I love having my prejudices confirmed.
(Of course, farmers and stuntment are more likely to be named Mike, or John, than Elwood or Alex. It's just that Elwoods tend in the farmerly direction.)
Careful about using this in a screenplay -- these names are, after all, stereotypical. You can, of course, use it to subtly play against type. Elwood could turn out to be a blues musician. There is a fairly well known Adele who is not an accountant.
But you can name someone Mitzi, knowing that the name will carry a certain amount of baggage. I like to use ethnic names to suggest that minor characters are ethnic without having to say they're ethnic. If I name someone Dr. Takata, I don't have to say he's Japanese. (Nor does the casting director have to cast someone Japanese. On Charlie Jade, "Karl Lubinsky" was a Black actor, Tyrone Benskin.) So along those lines, if I name someone Mitzi, it puts some nuances in the reader's head without my having to say she's an accountant, or from New York, or has probably been to some bar mitzvahs in her life.
Good writing is about packing details into a few words, so any website that helps you do that is useful.
Sunday, January 04, 2015
About five, six years ago I started to get into videogame writing. It seemed really fun — you get to play in much bigger sandboxes — and video games were getting to have better and better stories, and Montreal's a big gaming hub. Oh, and, it's getting harder and harder to set up a feature film these days.
Lisa was very encouraging, pointing out that I have a degree in computer science, and that can't hurt. And I had a summer job for two summers programming for an educational computer game company on a 128K IBM. (Yes, that's "K." Some of the newer computers had as much as 256K of RAM, if you can imagine that!)
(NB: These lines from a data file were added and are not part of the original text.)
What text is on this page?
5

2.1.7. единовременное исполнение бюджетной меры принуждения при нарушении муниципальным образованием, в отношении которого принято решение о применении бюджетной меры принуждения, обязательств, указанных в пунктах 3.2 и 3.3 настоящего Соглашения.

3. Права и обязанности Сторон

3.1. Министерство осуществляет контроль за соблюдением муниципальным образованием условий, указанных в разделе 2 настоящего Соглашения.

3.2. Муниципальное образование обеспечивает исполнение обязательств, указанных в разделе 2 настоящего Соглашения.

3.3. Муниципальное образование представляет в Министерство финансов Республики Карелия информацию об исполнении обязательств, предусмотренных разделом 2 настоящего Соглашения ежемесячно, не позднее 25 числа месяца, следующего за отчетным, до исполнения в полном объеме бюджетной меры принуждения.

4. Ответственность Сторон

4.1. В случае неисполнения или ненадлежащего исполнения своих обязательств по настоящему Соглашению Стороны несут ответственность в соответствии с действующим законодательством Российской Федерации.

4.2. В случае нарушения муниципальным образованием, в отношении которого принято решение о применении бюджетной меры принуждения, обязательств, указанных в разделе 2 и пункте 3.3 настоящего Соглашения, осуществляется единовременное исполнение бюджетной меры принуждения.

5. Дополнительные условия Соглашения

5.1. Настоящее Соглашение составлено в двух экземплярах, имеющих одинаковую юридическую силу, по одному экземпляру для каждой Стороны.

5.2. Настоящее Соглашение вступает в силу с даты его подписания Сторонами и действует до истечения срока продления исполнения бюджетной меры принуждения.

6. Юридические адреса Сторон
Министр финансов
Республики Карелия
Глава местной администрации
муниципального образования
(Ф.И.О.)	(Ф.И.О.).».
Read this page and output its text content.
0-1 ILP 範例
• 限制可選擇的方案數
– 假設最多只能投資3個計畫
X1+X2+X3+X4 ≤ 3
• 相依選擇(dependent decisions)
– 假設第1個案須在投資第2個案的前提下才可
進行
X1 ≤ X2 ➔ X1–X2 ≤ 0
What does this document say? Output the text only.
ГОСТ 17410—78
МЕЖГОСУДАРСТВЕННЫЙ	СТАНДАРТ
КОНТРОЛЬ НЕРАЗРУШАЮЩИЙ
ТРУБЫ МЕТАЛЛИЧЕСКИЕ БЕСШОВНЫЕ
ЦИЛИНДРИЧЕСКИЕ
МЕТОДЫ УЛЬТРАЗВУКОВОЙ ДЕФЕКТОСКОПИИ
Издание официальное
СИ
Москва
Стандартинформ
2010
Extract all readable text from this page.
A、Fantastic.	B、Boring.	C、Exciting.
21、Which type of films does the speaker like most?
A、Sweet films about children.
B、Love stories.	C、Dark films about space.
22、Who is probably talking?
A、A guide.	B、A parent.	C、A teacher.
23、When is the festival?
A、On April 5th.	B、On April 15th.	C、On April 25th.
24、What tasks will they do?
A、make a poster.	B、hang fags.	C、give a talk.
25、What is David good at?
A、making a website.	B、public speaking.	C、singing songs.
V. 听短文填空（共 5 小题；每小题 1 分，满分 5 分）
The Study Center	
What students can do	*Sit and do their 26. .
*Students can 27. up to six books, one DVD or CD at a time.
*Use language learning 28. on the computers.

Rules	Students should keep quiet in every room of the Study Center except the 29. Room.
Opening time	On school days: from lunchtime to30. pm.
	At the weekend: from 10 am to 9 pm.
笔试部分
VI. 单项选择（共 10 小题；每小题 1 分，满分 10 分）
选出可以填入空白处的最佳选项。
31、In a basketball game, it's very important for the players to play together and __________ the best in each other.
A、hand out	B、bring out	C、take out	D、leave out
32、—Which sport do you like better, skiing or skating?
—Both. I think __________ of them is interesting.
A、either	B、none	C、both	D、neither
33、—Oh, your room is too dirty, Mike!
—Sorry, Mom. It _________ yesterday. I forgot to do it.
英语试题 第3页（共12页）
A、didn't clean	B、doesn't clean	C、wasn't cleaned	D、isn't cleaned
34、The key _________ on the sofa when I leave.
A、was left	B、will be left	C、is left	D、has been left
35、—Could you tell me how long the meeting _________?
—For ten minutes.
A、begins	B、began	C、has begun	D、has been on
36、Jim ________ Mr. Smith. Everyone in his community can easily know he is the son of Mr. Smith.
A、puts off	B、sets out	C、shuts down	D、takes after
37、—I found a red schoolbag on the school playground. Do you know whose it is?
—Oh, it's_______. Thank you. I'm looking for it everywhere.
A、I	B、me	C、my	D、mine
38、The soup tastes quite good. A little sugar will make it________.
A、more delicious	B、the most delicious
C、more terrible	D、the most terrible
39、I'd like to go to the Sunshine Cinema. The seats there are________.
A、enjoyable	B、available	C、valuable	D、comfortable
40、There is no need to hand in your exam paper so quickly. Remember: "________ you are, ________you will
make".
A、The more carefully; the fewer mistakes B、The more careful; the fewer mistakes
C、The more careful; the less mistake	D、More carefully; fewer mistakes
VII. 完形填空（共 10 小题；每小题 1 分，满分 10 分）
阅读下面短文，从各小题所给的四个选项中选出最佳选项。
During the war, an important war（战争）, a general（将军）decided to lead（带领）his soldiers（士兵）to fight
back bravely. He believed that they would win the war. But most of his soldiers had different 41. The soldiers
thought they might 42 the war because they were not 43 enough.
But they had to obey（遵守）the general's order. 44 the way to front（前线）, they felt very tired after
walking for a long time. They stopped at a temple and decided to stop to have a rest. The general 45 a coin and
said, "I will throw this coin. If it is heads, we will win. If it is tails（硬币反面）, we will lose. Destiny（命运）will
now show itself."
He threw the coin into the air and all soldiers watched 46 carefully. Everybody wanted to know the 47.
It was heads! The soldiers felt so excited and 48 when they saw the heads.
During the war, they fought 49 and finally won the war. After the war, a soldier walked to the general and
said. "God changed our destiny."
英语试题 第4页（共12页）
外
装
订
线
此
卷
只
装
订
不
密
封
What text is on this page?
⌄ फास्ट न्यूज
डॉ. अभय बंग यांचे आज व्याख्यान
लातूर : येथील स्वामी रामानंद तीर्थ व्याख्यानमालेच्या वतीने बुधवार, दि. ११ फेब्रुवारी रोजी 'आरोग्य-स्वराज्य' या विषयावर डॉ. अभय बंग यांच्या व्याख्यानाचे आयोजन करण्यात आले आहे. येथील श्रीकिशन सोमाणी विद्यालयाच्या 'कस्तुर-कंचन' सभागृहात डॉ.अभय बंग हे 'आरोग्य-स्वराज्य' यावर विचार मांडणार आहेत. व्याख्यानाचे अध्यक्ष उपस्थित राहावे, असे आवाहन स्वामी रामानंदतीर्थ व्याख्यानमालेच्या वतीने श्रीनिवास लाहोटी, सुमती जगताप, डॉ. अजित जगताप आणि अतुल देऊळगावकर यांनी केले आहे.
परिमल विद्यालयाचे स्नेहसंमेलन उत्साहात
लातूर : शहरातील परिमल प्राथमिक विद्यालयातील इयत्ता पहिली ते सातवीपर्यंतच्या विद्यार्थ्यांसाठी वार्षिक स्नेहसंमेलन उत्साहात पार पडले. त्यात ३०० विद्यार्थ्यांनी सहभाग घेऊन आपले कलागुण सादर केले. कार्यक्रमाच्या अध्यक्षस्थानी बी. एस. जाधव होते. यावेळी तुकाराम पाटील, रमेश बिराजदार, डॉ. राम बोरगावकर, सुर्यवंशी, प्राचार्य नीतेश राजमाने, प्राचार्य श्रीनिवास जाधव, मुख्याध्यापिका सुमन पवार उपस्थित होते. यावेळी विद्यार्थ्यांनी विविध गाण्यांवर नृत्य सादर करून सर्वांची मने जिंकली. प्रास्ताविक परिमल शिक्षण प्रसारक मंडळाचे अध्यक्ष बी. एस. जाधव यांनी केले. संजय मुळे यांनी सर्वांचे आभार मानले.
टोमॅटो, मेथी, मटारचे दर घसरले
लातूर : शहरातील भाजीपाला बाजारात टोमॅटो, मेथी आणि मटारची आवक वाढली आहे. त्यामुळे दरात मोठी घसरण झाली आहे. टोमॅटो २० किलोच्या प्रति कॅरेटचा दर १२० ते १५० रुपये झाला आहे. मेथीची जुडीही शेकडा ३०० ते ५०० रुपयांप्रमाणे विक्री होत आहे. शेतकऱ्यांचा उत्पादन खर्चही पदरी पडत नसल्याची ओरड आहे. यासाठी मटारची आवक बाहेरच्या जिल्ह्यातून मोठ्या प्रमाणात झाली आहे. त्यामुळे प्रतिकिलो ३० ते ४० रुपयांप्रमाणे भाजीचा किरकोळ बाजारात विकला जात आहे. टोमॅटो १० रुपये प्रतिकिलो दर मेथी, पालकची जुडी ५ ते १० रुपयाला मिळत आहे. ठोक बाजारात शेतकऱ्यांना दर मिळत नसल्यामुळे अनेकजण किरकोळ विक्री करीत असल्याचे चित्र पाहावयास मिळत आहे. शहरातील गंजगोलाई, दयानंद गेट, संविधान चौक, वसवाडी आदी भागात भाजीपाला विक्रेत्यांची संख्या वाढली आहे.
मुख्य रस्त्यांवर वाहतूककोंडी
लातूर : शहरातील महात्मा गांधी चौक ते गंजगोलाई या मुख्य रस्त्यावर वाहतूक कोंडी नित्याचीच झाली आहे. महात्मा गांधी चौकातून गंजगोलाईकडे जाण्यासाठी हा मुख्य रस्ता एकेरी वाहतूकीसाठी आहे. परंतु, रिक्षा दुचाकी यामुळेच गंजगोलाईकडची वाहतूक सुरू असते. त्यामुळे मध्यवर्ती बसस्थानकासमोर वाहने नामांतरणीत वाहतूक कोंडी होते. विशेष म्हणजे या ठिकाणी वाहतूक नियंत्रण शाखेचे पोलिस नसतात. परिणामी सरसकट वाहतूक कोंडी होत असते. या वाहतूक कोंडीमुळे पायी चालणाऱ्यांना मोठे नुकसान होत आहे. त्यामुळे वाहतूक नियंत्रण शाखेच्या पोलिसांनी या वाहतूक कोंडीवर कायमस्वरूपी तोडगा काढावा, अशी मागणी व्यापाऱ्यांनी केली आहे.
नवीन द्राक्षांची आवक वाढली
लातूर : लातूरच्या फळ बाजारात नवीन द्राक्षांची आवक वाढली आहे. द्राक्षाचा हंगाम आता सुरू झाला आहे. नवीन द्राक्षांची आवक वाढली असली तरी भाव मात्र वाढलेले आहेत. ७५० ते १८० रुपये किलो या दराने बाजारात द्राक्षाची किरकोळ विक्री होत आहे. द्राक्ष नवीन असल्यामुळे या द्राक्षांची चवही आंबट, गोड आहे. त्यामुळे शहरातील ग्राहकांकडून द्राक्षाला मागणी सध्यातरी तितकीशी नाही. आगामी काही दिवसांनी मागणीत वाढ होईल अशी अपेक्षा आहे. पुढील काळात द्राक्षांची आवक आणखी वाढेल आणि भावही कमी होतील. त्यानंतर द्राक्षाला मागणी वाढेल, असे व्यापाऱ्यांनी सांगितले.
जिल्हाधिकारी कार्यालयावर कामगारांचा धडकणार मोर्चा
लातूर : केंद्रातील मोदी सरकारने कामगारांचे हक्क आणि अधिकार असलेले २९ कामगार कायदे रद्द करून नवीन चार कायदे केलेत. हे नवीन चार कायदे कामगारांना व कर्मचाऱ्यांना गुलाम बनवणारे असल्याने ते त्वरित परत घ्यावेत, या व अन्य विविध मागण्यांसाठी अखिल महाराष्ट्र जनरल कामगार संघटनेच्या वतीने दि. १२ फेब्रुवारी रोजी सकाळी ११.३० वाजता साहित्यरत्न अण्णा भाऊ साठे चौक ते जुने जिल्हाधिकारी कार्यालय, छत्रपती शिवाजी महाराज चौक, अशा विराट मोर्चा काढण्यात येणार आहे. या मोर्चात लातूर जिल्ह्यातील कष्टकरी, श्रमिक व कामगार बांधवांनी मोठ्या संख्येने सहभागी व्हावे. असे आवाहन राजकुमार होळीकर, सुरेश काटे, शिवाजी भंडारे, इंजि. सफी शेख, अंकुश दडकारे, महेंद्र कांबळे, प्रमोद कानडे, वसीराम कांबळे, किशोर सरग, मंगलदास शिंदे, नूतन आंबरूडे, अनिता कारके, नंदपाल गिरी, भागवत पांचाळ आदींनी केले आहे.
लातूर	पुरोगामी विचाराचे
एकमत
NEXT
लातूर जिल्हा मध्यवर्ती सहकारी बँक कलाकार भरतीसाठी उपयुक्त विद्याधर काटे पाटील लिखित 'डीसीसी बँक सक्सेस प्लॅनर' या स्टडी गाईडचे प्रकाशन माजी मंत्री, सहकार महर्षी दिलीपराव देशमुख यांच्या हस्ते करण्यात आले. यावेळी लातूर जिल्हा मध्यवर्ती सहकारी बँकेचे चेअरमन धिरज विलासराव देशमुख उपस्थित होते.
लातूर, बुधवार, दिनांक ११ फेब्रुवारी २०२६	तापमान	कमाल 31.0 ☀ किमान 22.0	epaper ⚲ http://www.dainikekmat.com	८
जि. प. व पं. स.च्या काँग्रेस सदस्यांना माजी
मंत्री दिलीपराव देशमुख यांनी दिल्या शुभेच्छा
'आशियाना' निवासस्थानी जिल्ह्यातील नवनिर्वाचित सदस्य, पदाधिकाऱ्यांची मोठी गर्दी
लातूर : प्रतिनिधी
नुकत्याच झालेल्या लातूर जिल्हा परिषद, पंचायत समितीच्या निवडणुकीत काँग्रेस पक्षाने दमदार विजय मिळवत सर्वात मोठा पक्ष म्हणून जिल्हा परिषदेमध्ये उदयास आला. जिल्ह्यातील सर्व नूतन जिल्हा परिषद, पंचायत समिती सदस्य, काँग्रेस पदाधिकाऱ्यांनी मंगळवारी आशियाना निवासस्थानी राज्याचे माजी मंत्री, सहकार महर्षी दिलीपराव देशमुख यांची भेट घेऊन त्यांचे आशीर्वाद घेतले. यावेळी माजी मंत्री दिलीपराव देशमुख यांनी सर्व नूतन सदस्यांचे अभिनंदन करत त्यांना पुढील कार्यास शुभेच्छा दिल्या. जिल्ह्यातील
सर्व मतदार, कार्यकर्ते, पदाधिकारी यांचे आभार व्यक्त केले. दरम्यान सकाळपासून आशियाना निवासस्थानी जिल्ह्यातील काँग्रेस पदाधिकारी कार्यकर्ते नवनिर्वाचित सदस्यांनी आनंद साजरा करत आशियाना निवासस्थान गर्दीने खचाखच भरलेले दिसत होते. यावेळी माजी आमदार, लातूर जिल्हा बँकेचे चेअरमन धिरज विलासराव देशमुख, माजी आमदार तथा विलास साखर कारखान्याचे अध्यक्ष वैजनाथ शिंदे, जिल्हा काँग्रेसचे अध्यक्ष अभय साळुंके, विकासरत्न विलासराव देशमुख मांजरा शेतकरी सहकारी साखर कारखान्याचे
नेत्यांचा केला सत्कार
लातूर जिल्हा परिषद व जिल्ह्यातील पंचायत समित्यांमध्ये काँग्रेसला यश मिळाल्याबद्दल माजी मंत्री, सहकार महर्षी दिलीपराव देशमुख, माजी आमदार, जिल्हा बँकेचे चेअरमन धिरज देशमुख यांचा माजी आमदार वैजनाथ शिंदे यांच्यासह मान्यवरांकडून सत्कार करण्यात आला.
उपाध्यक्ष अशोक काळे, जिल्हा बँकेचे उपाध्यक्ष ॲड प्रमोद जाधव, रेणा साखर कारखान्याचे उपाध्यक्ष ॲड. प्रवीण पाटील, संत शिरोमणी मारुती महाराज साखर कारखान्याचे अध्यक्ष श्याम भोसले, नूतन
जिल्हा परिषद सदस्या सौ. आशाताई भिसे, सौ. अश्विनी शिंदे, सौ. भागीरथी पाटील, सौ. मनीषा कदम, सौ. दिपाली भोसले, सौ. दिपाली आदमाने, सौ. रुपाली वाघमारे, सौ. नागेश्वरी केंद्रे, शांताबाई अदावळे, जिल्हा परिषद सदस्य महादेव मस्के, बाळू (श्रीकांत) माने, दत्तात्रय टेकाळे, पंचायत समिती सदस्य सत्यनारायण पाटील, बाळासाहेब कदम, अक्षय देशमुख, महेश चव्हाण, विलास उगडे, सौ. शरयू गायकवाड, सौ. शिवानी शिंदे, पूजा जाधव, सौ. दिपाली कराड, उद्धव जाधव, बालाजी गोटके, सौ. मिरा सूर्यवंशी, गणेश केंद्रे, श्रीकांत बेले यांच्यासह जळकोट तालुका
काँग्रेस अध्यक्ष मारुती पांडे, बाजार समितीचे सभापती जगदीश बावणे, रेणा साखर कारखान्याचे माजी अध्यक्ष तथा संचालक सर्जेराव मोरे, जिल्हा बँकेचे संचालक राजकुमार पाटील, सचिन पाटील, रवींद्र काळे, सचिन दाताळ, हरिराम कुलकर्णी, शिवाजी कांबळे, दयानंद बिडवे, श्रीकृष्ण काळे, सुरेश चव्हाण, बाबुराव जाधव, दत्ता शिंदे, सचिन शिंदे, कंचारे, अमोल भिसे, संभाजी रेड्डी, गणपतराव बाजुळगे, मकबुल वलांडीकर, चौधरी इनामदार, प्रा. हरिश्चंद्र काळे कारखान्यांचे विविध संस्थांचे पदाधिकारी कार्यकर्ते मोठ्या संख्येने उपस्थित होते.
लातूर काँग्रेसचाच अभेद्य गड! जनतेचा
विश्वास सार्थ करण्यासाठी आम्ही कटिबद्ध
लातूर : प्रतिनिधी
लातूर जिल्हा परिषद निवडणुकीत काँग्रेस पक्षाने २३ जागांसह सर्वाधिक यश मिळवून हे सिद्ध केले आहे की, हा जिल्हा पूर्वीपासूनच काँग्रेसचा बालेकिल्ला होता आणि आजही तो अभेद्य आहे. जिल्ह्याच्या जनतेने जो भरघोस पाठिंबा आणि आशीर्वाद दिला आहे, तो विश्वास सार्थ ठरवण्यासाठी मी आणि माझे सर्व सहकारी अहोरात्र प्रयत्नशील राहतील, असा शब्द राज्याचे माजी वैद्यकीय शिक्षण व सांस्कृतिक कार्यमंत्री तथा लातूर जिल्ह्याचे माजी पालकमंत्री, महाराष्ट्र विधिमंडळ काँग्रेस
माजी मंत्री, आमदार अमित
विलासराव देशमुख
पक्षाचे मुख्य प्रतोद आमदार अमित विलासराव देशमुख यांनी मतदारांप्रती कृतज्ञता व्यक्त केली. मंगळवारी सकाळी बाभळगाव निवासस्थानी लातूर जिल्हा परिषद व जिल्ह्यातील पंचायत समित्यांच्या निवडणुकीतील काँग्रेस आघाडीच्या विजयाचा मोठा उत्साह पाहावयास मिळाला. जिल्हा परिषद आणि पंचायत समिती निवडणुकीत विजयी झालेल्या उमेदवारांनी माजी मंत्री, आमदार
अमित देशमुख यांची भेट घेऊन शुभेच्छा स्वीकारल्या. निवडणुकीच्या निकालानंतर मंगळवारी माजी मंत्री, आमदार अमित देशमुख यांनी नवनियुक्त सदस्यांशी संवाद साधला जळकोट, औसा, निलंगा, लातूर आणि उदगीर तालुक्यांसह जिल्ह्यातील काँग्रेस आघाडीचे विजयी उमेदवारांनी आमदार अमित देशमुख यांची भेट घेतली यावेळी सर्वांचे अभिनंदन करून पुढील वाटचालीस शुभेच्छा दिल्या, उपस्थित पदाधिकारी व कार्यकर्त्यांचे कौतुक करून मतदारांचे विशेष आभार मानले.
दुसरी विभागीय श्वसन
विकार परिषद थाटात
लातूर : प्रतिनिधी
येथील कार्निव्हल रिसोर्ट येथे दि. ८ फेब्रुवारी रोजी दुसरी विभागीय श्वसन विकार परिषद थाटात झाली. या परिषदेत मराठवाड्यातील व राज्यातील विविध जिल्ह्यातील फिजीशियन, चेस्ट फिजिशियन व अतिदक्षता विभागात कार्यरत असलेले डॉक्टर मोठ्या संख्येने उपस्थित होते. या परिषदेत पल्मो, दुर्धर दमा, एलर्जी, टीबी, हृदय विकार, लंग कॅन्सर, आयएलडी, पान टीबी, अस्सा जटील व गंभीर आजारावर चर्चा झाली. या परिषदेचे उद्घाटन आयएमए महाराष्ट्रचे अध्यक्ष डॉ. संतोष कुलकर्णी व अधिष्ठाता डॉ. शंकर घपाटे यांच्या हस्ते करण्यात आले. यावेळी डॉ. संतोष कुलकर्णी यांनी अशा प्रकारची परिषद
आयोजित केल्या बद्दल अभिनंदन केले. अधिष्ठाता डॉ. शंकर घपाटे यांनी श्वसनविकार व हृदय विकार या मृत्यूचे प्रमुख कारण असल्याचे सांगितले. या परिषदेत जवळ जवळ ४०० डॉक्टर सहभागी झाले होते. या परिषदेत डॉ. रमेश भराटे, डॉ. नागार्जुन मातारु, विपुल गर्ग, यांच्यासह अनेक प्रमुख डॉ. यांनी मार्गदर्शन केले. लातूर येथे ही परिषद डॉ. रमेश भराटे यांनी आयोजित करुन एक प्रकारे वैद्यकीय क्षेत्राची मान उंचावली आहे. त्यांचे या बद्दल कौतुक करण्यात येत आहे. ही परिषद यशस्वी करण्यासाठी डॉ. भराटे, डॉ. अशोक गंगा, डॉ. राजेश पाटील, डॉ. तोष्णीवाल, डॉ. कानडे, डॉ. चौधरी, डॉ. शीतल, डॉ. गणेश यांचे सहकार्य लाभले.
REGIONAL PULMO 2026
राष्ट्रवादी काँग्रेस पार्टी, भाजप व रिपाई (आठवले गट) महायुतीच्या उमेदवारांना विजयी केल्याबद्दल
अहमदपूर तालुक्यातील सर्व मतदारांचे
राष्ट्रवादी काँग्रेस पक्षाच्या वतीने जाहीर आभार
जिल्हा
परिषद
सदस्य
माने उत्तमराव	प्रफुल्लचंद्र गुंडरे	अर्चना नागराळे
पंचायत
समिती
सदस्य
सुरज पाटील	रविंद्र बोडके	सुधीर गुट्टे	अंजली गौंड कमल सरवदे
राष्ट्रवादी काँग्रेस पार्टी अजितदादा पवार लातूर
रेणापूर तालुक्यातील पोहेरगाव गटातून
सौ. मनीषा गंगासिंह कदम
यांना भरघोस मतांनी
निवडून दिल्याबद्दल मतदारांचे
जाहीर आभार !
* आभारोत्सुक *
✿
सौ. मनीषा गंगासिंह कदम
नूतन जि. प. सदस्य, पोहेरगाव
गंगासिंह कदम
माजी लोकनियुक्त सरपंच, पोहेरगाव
It wasn't until I'd been working in the business for a while that I put together just how much of my life I've been playing and even designing games. I was a D&D fan at 15, and drew lots of dungeons in my spare time, when I wasn't playing cardboard-chips-and-dice wargames. I was in a live-action role-playing group in LA in the '90's, and I even wrote a one-night LARP that came off pretty well, I thought. I just hadn't been writing or designing games on a computer.
One of the nice things about being a writer is that you get to use all sorts of odd experiences — the odder the better, really. At the time, spending a month writing a LARP about the evening before the battle of Camlann seemed like a huge waste of time. Fun, yes, of course, but time I could have spent writing something useful. A novel, or something. It turns out to have been preparation for my narrative design career.
In the game I'm writing now, moreover, I get to use all sorts of odd bits of history and cultural trivia that seemed kind of useless but fun at the time. ( The execution of Admiral Robert Byng pour encourager les autres! The expression, "Don't be a big girl's blouse"!)
Point is, some of us have a voice in the back of our heads telling us not to waste time. Do useful stuff. Write, and if you're not writing, read or watch stuff that is relevant to your writing. (I certainly do. Your mileage may vary. Contents may have settled. Objects in the mirror are closer than they appear.) If you're a TV writer, there's no point in reading a history of the War of the Roses, unless you think you might one day get a gig writing on The Tudors.
But over a long career, a lot of that wasted time becomes brain fodder. Grist for the mill. It comes back to haunt you, in useful ways.
In other words, don't be afraid to do fun and useless things.
Which is why it's totally a good thing that I somehow spent 290 hours in the last two months playing Europa Universalis IV. Right, Lisa?